We headed up Abercorn, under a canopy of oaks that cloaked the sky, as sirens began to compete with the hungry sound of awakening bamboo.

The effect was breathtaking. Broughton Street, the main retail strip, was completely impassable, choked with bright green bamboo stalks. Just as Sebastian had said, they pushed through the asphalt like it was cardboard.

The air smelled of blooming azeleas and piss. A group of young Dada wannabes in mock police, cowboy, and FedEx outfits strutted toward us, each sporting his own signature cool-walk. I put my arm across Ange’s shoulder protectively. She smiled; I knew what she was thinking: she had a seventy-pound dog with her, and Uzi had no qualms about putting a hurt on someone, whereas I had once eaten an unidentified fetus, and did all but thank the Jumpy-Jump who fed it to me.

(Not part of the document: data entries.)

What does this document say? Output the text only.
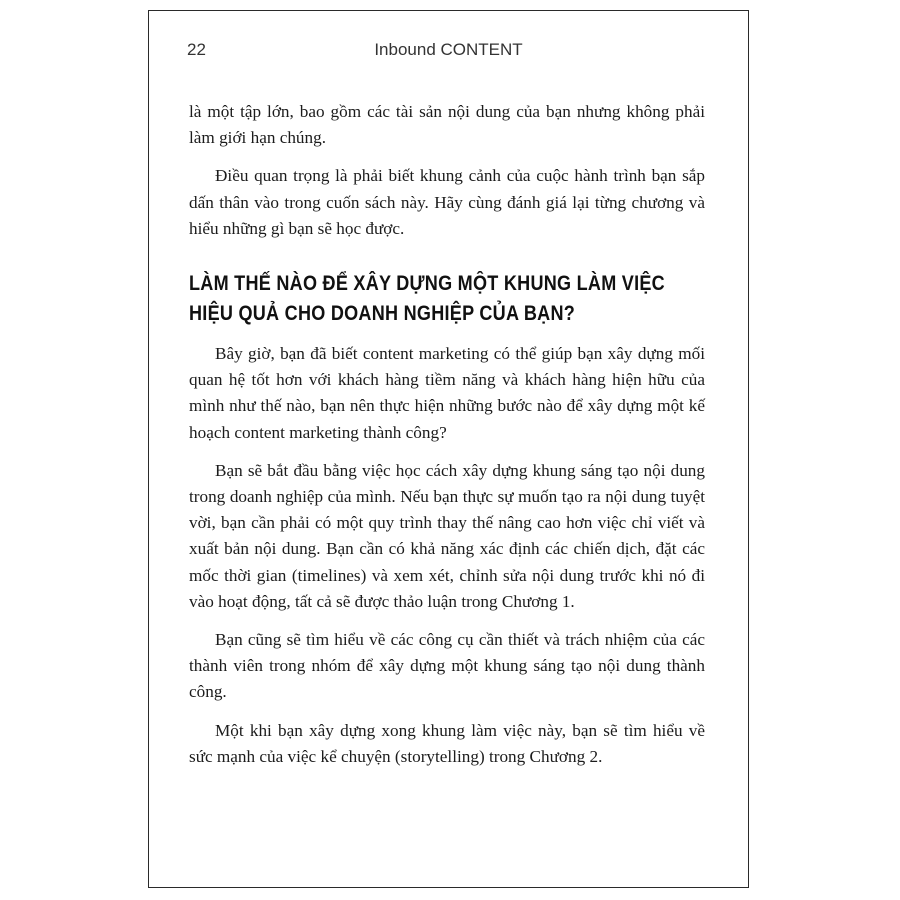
22	Inbound CONTENT

là một tập lớn, bao gồm các tài sản nội dung của bạn nhưng không phải làm giới hạn chúng.

Điều quan trọng là phải biết khung cảnh của cuộc hành trình bạn sắp dấn thân vào trong cuốn sách này. Hãy cùng đánh giá lại từng chương và hiểu những gì bạn sẽ học được.

LÀM THẾ NÀO ĐỂ XÂY DỰNG MỘT KHUNG LÀM VIỆC HIỆU QUẢ CHO DOANH NGHIỆP CỦA BẠN?

Bây giờ, bạn đã biết content marketing có thể giúp bạn xây dựng mối quan hệ tốt hơn với khách hàng tiềm năng và khách hàng hiện hữu của mình như thế nào, bạn nên thực hiện những bước nào để xây dựng một kế hoạch content marketing thành công?

Bạn sẽ bắt đầu bằng việc học cách xây dựng khung sáng tạo nội dung trong doanh nghiệp của mình. Nếu bạn thực sự muốn tạo ra nội dung tuyệt vời, bạn cần phải có một quy trình thay thế nâng cao hơn việc chỉ viết và xuất bản nội dung. Bạn cần có khả năng xác định các chiến dịch, đặt các mốc thời gian (timelines) và xem xét, chỉnh sửa nội dung trước khi nó đi vào hoạt động, tất cả sẽ được thảo luận trong Chương 1.

Bạn cũng sẽ tìm hiểu về các công cụ cần thiết và trách nhiệm của các thành viên trong nhóm để xây dựng một khung sáng tạo nội dung thành công.

Một khi bạn xây dựng xong khung làm việc này, bạn sẽ tìm hiểu về sức mạnh của việc kể chuyện (storytelling) trong Chương 2.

On Drayton Street two kids, a boy and a girl, were dragging clumps of cut bamboo along the brick sidewalk. They turned into an empty lot between dilapidated buildings.

“Good job, Emma; good job, Cyril!” an old man said. He stood next to a half-finished bamboo hut, canted but looking impressively sturdy. That was probably Grandpa; Mom and Dad and Grandma were likely dead. This was probably not how Grandpa had planned to spend his retirement.

In Jackson Square, more bamboo huts and curtains. On Bull, a group of homeless, mixed with cleaner people who were probably Doctor Happy victims, cheered on the bamboo as it chewed up Bull Street and surrounded police headquarters on Victory Drive. Machete-wielding cops and soldiers chopped at the sprouting bamboo in the blazing May heat; another ran a ditch-digger around the perimeter of the outbreak. They looked hot, and pissed off.

“Very nice, very nice,” Ange said. She was reading a report texted from Sebastian. “And listen to this: a priest in Southside is being charged with spiking the sacramental wine with his Doctor Happy-infected blood. Wonderful.” Ange had clearly drunk the Kool-Aid.

Some of those infected seemed to feel it was their duty to give it to others—biological evangelists, spreading the word of peace and joy and all-night street parties. Mothers poked their children with bloodstained pins while they slept.